Dungeons & Dragons: Explorer’s Guide to Wildemount

Man-oh-man! Wizards of the Coast has really been pumping out some major content lately! One my original criticisms with 5th Edition D&D was the fact that seemed destined to ignore all of the other previously published campaign settings and were exclusively focused on the Forgotten Realms.. Thankfully, a few years ago we began to see a shift in this behavior with the introduction of Ravenloft. This was later followed by a Ravnica sourcebook, and more recently an introduction to the world of Eberron. Of course, there’s still no sign of an official Dragonlance or Planescape treatment, but at least things seem to be going in the right direction. In fact, the latest D&D release is yet another campaign sourcebook; the Explorer’s Guide of Wildemount. In this book we are treated to someplace completely new, the world of Exandria.

As some of you might already know, Exandria is the creation of Matthew Mercer, host of the popular D&D podcast Critical Role. It started as a simple homebrew campaign but thanks to the success of his podcast, it has grown into something much bigger. So big in fact, that even Wizards of the Coast eventually took notice and well… here we are – an official Critical Role/D&D release.

If you’re a fan of Critical Role, you may be aware that this isn’t actually the first 5E product focused on Mercer’s campaign. The first book, Tal’Dorei Campaign Setting, was independently published. As such, I haven’t talked about it on this site (which is something that’s probably about to change). The Tal’Dorei Campaign Setting book was highly praised for it’s unique additions to the game and the high quality of the product itself. Of course, being a third-party title it often falls off the radar of many D&D fans. This new book, however, is an officially sanctioned release.

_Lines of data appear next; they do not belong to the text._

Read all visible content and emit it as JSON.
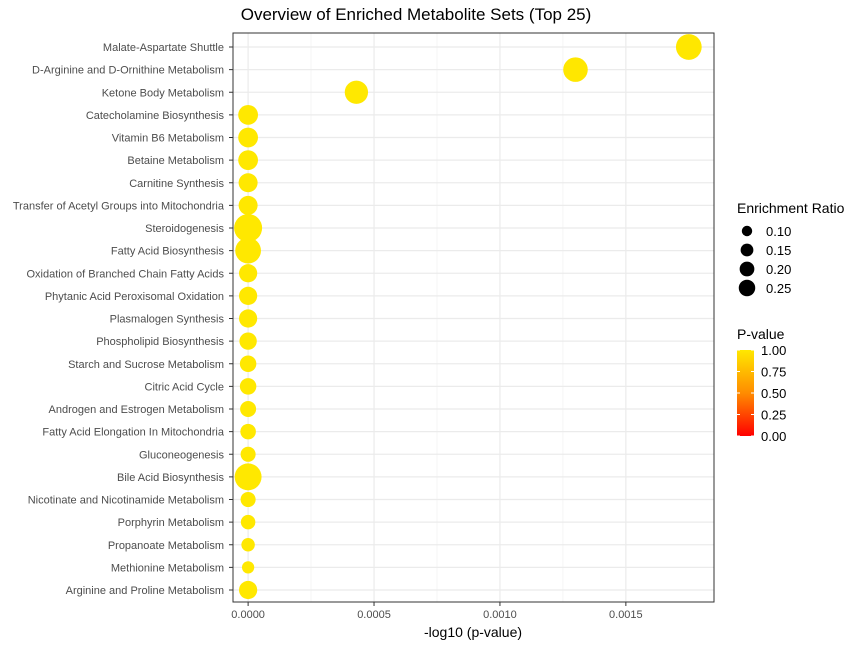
{
  "chart_data": {
    "type": "scatter",
    "title": "Overview of Enriched Metabolite Sets (Top 25)",
    "xlabel": "-log10 (p-value)",
    "ylabel": "",
    "xlim": [
      -6e-05,
      0.00185
    ],
    "x_ticks": [
      "0.0000",
      "0.0005",
      "0.0010",
      "0.0015"
    ],
    "x_tick_values": [
      0,
      0.0005,
      0.001,
      0.0015
    ],
    "grid": true,
    "legend_position": "right",
    "points": [
      {
        "label": "Malate-Aspartate Shuttle",
        "x": 0.00175,
        "ratio": 0.22,
        "p": 0.996
      },
      {
        "label": "D-Arginine and D-Ornithine Metabolism",
        "x": 0.0013,
        "ratio": 0.2,
        "p": 0.997
      },
      {
        "label": "Ketone Body Metabolism",
        "x": 0.00043,
        "ratio": 0.18,
        "p": 0.999
      },
      {
        "label": "Catecholamine Biosynthesis",
        "x": 0.0,
        "ratio": 0.13,
        "p": 1.0
      },
      {
        "label": "Vitamin B6 Metabolism",
        "x": 0.0,
        "ratio": 0.13,
        "p": 1.0
      },
      {
        "label": "Betaine Metabolism",
        "x": 0.0,
        "ratio": 0.13,
        "p": 1.0
      },
      {
        "label": "Carnitine Synthesis",
        "x": 0.0,
        "ratio": 0.12,
        "p": 1.0
      },
      {
        "label": "Transfer of Acetyl Groups into Mitochondria",
        "x": 0.0,
        "ratio": 0.12,
        "p": 1.0
      },
      {
        "label": "Steroidogenesis",
        "x": 0.0,
        "ratio": 0.26,
        "p": 1.0
      },
      {
        "label": "Fatty Acid Biosynthesis",
        "x": 0.0,
        "ratio": 0.22,
        "p": 1.0
      },
      {
        "label": "Oxidation of Branched Chain Fatty Acids",
        "x": 0.0,
        "ratio": 0.11,
        "p": 1.0
      },
      {
        "label": "Phytanic Acid Peroxisomal Oxidation",
        "x": 0.0,
        "ratio": 0.11,
        "p": 1.0
      },
      {
        "label": "Plasmalogen Synthesis",
        "x": 0.0,
        "ratio": 0.11,
        "p": 1.0
      },
      {
        "label": "Phospholipid Biosynthesis",
        "x": 0.0,
        "ratio": 0.1,
        "p": 1.0
      },
      {
        "label": "Starch and Sucrose Metabolism",
        "x": 0.0,
        "ratio": 0.09,
        "p": 1.0
      },
      {
        "label": "Citric Acid Cycle",
        "x": 0.0,
        "ratio": 0.09,
        "p": 1.0
      },
      {
        "label": "Androgen and Estrogen Metabolism",
        "x": 0.0,
        "ratio": 0.085,
        "p": 1.0
      },
      {
        "label": "Fatty Acid Elongation In Mitochondria",
        "x": 0.0,
        "ratio": 0.08,
        "p": 1.0
      },
      {
        "label": "Gluconeogenesis",
        "x": 0.0,
        "ratio": 0.075,
        "p": 1.0
      },
      {
        "label": "Bile Acid Biosynthesis",
        "x": 0.0,
        "ratio": 0.24,
        "p": 1.0
      },
      {
        "label": "Nicotinate and Nicotinamide Metabolism",
        "x": 0.0,
        "ratio": 0.075,
        "p": 1.0
      },
      {
        "label": "Porphyrin Metabolism",
        "x": 0.0,
        "ratio": 0.07,
        "p": 1.0
      },
      {
        "label": "Propanoate Metabolism",
        "x": 0.0,
        "ratio": 0.06,
        "p": 1.0
      },
      {
        "label": "Methionine Metabolism",
        "x": 0.0,
        "ratio": 0.05,
        "p": 1.0
      },
      {
        "label": "Arginine and Proline Metabolism",
        "x": 0.0,
        "ratio": 0.11,
        "p": 1.0
      }
    ],
    "size_legend": {
      "title": "Enrichment Ratio",
      "values": [
        0.1,
        0.15,
        0.2,
        0.25
      ],
      "labels": [
        "0.10",
        "0.15",
        "0.20",
        "0.25"
      ]
    },
    "color_legend": {
      "title": "P-value",
      "labels": [
        "1.00",
        "0.75",
        "0.50",
        "0.25",
        "0.00"
      ],
      "values": [
        1.0,
        0.75,
        0.5,
        0.25,
        0.0
      ],
      "low_color": "#FF0000",
      "high_color": "#FFE800"
    },
    "colors": {
      "point": "#FFE800",
      "panel_border": "#333333",
      "grid_major": "#EBEBEB",
      "grid_minor": "#F5F5F5"
    }
  }
}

It should go without saying that if you’re a fan of Critical Role and you want to start a campaign based in Exandria, this book is exactly what you’re looking for. There’s plenty of content about the world itself, its people and culture, unique forms of magic, and of course monsters and classes. As always, even if you’re not running am Exandria campaign, it’s easy enough to cherry pick things from this book and use them in any other setting.

Mercer is pretty liberal when it comes to playable races, and it really shows in this book. Included here are rules for races as mundane as elves and halflings, and also some more exotic options like Tortles and Aasimars. All of these races have been detailed in other supplements before, but they are included again for easy reference. This is something that I find commendable.

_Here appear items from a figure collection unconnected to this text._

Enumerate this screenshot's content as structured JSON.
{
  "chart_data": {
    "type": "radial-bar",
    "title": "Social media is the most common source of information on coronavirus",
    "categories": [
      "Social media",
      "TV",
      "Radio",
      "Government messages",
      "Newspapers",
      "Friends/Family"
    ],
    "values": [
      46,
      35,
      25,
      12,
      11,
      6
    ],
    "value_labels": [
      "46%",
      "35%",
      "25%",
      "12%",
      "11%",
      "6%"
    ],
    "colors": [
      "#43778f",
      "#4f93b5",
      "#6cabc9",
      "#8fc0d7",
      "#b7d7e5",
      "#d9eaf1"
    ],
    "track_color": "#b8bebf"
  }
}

The most popular options included in Explorer’s Guide of Wildemount are likely to be the new sub-classes. We now have official 5E rules for Echo Knights, Chronurgy Magic, and Graviturgy Magic. All three of these sub-classes are deeply rooted in the mythology of the  Exandria campaign setting, especially the magic users. But again, with a little elbow grease it shouldn’t be too hard to adopt them elsewhere. I won’t dive much deeper into the specifics of these sub-classes and what they do, but I will say they make for some really interesting options. That are certainly not traditional D&D in any sense of the word.

In fact, a lot of what Mercer brings to the table is very unique. The world of Exandria, and more specifically, the continent of Wildemount, is a very fresh take on D&D. It’s classic fantasy, but it’s presented in a way that feels very new and interesting. Generally speaking, most content in D&D releases are often rehashed ideas that were originally presented decades ago. This book takes that foundation and injects plenty of new concepts. Whereas Gary Gygax was inspired by the works of Jack Vance and J.R.R. Tolkein, it seems like Mercer draws a lot of his inspiration from pop culture and video games. In my opinion, this is not a bad thing. D&D is a game that’s meant to be whatever the player wants it to be. If you want to host a game with a classic western-fantasy feel, by all means, do it. If you want a start a campaign modeled after your favorite JRPG, that’s also your choice. I think a lot of older players tend to lose sight of just how versatile the game is supposed to be. It’s people like Mercer who do a fantastic job of reminding us of that.

In a nutshell, this book makes a fantastic addition to the 5th Edition lineup. The ideas contained within are fresh and unique and the book itself is of extremely high quality. Everything from the contents to the binding are simply top notch. It really feels like a complete campaign setting. I wish the Sword Coast Adventurer’s Guide would have been given the same treatment.